Terrapin Station wrote: ↑March 30th, 2020, 7:31 pm
GE Morton wrote: ↑March 30th, 2020, 7:06 pm
Yikes, you're still peddling that foolishness, despite that it leads to a reductio ad absurdum?
There's no reductio ad absurdum.
Ah. Despite having outlined it several times, I suspected you did not understand why your thesis entails a
reductio. Or perhaps don't understand what a
reductio ad absurdum is.
A
reductio ad absurdum is an argument that yields a conclusion which is absurd; which is obviously, self-evidently, false.
Let's go through it again.
1. In order to communicate information via language, speaker and hearer must attach the same denotative meanings to the words employed.
2. In order for both speaker and hearer to attach the same meaning to a given word, that meaning must be public, i.e., accessible to and learnable by both speaker and hearer.
3. Meanings are "mental phenomena" in people's heads.
4. But "mental phenomena in people's heads" is inaccessible to anyone except the person whose head it is.
5. Hence (from 4) no hearer can know whether the meaning attached by a speaker to a given word is the same as the one he attaches to it.
6. Hence no hearer can know what a speaker is saying.
7. Hence no information can be communicated via language.
Which is absurd.
Your half-assed comments are certainly not going to change a view that I've had for decades and published on in peer-reviewed philosophy journals.
Oh, I realize that people can be very stubborn about abandoning views they've held for decades. Thomas Kuhn wrote a whole book on that subject.
In order for language to work to transmit information,
Language doesn't work by literally transmitting meanings.
Why do you keep changing "transmit information" to, "transmit meanings"?

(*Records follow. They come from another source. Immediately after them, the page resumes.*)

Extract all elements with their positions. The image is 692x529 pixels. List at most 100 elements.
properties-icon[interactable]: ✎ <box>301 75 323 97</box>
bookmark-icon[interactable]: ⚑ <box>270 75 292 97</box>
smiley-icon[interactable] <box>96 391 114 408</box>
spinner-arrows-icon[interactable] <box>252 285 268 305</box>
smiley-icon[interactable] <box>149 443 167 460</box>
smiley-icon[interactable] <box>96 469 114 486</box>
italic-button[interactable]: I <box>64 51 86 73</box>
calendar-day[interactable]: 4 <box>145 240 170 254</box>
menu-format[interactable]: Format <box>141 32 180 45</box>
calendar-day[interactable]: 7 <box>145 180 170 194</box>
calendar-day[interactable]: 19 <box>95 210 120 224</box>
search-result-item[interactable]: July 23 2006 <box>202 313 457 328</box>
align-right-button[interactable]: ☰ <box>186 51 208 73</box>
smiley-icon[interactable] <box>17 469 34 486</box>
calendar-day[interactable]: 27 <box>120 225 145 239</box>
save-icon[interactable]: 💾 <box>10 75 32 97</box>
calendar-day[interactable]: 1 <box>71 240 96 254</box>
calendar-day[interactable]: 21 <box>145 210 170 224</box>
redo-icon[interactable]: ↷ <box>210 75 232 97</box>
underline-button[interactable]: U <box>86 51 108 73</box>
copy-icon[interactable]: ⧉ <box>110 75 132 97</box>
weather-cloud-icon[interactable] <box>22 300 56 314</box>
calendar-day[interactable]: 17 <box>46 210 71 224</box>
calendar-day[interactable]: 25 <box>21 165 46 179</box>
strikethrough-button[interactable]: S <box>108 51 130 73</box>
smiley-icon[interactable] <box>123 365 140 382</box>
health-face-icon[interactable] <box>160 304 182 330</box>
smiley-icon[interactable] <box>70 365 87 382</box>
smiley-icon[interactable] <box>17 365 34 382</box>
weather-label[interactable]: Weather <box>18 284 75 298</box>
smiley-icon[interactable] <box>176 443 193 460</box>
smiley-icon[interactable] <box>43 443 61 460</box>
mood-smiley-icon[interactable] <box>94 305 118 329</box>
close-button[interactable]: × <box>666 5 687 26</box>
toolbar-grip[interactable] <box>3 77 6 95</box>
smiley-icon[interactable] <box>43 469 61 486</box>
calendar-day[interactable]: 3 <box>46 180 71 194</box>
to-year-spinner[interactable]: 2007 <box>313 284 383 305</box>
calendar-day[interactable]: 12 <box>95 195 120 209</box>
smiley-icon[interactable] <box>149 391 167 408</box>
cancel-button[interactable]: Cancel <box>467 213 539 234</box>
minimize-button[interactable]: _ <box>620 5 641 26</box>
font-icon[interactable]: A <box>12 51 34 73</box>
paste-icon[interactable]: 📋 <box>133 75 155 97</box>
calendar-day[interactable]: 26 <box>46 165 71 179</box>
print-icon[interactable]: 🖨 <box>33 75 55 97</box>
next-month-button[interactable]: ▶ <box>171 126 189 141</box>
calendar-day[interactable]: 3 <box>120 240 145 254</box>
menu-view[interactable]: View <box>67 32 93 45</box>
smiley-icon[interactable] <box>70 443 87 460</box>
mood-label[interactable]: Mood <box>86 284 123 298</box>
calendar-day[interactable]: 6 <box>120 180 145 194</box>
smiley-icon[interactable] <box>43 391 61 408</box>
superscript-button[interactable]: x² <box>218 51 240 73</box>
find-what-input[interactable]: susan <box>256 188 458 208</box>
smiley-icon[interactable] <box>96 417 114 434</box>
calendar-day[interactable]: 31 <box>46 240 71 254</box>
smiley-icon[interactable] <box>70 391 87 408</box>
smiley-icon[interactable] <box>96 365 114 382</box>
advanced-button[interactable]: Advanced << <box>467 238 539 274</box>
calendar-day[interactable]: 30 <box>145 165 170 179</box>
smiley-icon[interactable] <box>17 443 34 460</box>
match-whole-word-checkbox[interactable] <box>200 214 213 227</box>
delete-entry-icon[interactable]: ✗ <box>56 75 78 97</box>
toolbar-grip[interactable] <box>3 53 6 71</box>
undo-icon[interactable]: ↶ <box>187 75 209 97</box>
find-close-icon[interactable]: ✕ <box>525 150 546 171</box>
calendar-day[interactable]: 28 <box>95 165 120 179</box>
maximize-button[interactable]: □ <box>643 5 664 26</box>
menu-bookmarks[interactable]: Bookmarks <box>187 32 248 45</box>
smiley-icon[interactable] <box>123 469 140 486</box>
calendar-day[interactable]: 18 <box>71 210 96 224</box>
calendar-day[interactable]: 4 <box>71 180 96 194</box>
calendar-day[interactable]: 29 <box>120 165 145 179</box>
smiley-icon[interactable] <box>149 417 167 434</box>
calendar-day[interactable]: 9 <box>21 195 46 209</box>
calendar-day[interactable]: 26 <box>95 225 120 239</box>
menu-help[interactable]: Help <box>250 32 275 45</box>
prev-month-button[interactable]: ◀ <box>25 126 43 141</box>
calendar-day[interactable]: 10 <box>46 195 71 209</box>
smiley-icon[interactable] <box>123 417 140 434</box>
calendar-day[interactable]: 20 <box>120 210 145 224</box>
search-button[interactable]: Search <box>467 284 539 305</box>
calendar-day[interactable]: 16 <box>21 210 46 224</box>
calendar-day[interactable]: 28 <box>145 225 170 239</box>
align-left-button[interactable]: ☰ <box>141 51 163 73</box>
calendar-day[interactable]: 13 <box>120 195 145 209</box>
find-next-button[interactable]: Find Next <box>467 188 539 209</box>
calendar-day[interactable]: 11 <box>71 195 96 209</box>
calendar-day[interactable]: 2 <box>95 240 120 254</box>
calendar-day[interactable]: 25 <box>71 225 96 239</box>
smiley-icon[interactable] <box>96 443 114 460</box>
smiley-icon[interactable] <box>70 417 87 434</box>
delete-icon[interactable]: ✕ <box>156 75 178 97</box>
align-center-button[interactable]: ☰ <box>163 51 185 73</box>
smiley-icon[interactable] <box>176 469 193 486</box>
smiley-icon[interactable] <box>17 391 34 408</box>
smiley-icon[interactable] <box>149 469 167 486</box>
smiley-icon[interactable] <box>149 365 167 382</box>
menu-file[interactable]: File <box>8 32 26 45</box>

As I've said before, there is no need to transmit any meanings in most verbal communications, because the hearers already know the meanings of the words employed. What is transmitted is
information about some state-of-affairs in the world.
However, in fact, language can also transmit meanings, if that is necessary or desired. That is what dictionaries do. (That "dog" means --->[dog] is itself a fact, a state-of-affairs in the world).
Meanings do not at all have to be the "same" (they can't literally be the same, because nominalism has things right) for communication to occur. All that's required for mutual understanding is that the parties involved feel that subsequent actions, including subsequent utterances of text and sound strings, is coherent and consistent, including with behavioral expectations. Whether meanings are similar is irrelevant to this.
Yes, they do have to be the same. If Alfie and Bruno both point to the same animal when asked, "What is the meaning of "dog"?, then the meanings they attach are the same --- in the only sense of "same" that is relevant. Those "subsequent actions" you mention certainly can demonstrate that speaker and hearer attach the same meaning to "dog." But they can't explain how it happens that they do. Is it just an accident? Of the infinite number of meanings Alfie might attach to that word, it just happens that he attaches the same meaning Bruno does?
Or does it happen because both Alfie and Bruno have
learned that meaning, which existed somewhere before either of them learned to speak?